Автор книги: Николай Чуковский


Жанр:

   

Детская проза


сообщить о нарушении

Текущая страница: 5 (всего у книги 8 страниц)

6

Доски, которые он должен был обстрогать, уже лежали на его верстаке, приготовленные Вовой Кравчуком. Коля с удовольствием принялся за работу – она отвлекала его от мыслей. За последнее время он научился отлично владеть рубанком. Стружка ползла ровная, он по желанию мог делать ее толще и тоньше, доска становилась гладкая, как стекло. Прислушиваясь к шелесту стружек, он не заметил, как кто-то остановился у него за спиной.

– Ты, кажется, хотел со мной поговорить? – раздался голос Виталия Макарыча.

Выпустив из рук рубанок, Коля обернулся. Виталий Макарыч улыбался и внимательно смотрел на него.

– Ну что ж, пора, – продолжал Виталий Макарыч. – Я тоже давно уже собираюсь с тобой поговорить, но хотел раньше к тебе приглядеться. Ты снаружи очень похож на своего отца. Когда глядишь тебе в глаза, кажется, будто говоришь с ним. Но, как знать, похож ли ты на него внутри… И я все откладывал.

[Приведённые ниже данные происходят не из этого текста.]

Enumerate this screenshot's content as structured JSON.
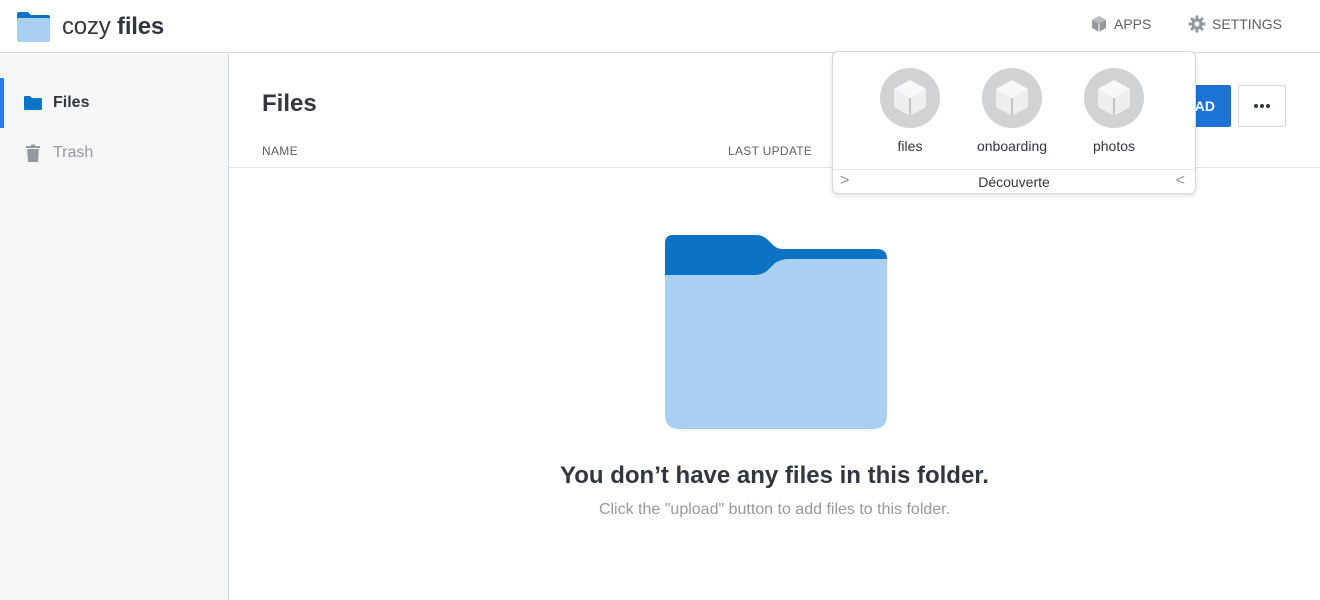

Он еще раз медленно оглядел Колю от макушки до башмаков и сказал:

– Пойдем поговорим.

Он зашагал к дверям школы, и Коля пошел за ним. Мальчики глядели им вслед, но не очень удивились: им знаком был обычай Виталия Макарыча разговаривать наедине то с одним школьником, то с другим. Многие из них уже прошли через эти разговоры, иногда приятные, иногда неприятные, но всегда такие, что их не скоро забудешь.

Виталий Макарыч отвел Колю в свой кабинет – бывший кабинет Колиного папы – и сел за стол.

На столе стояла чернильница с такими знакомыми Коле медведями.

– Пора нам познакомиться, – сказал Виталий Макарыч, ласково и серьезно глядя Коле в лицо. – И не только потому, что я учитель, а ты мой ученик. Мы с тобой связаны и иной, еще более прочной связью, и нам нужно знать друг друга. О чем же ты хотел со мной поговорить?

Коля хотел поговорить с ним о папе. Но, как всегда, заговорить о папе было ему трудно.

– Вы были партизаном? – спросил Коля.

– Был, – ответил Виталий Макарыч.

И охотно, просто, дружески, как большому, он стал рассказывать Коле о себе.

– До войны я жил с сестрою в Тирасполе, – сказал он. – Я заболел аппендицитом, меня положили в больницу и сделали мне операцию. Когда в Тирасполь пришли вражеские войска, я еще лежал в больнице и никуда не мог двинуться. Меня схватили, упрятали в лагерь, и я думал, что там помру. Однако выжил. Через полтора года я бежал из лагеря и тайком вернулся в Тирасполь. Спрашиваю: где сестра? Говорят: ее убили. В Тирасполе я больше оставаться не мог – за мной следили, – и я ушел. Я пришел сюда, в этот город, так как понимал, что Красная Армия освободит этот город раньше, чем Тирасполь. Здесь я познакомился с партизанами, и они приняли меня в отряд.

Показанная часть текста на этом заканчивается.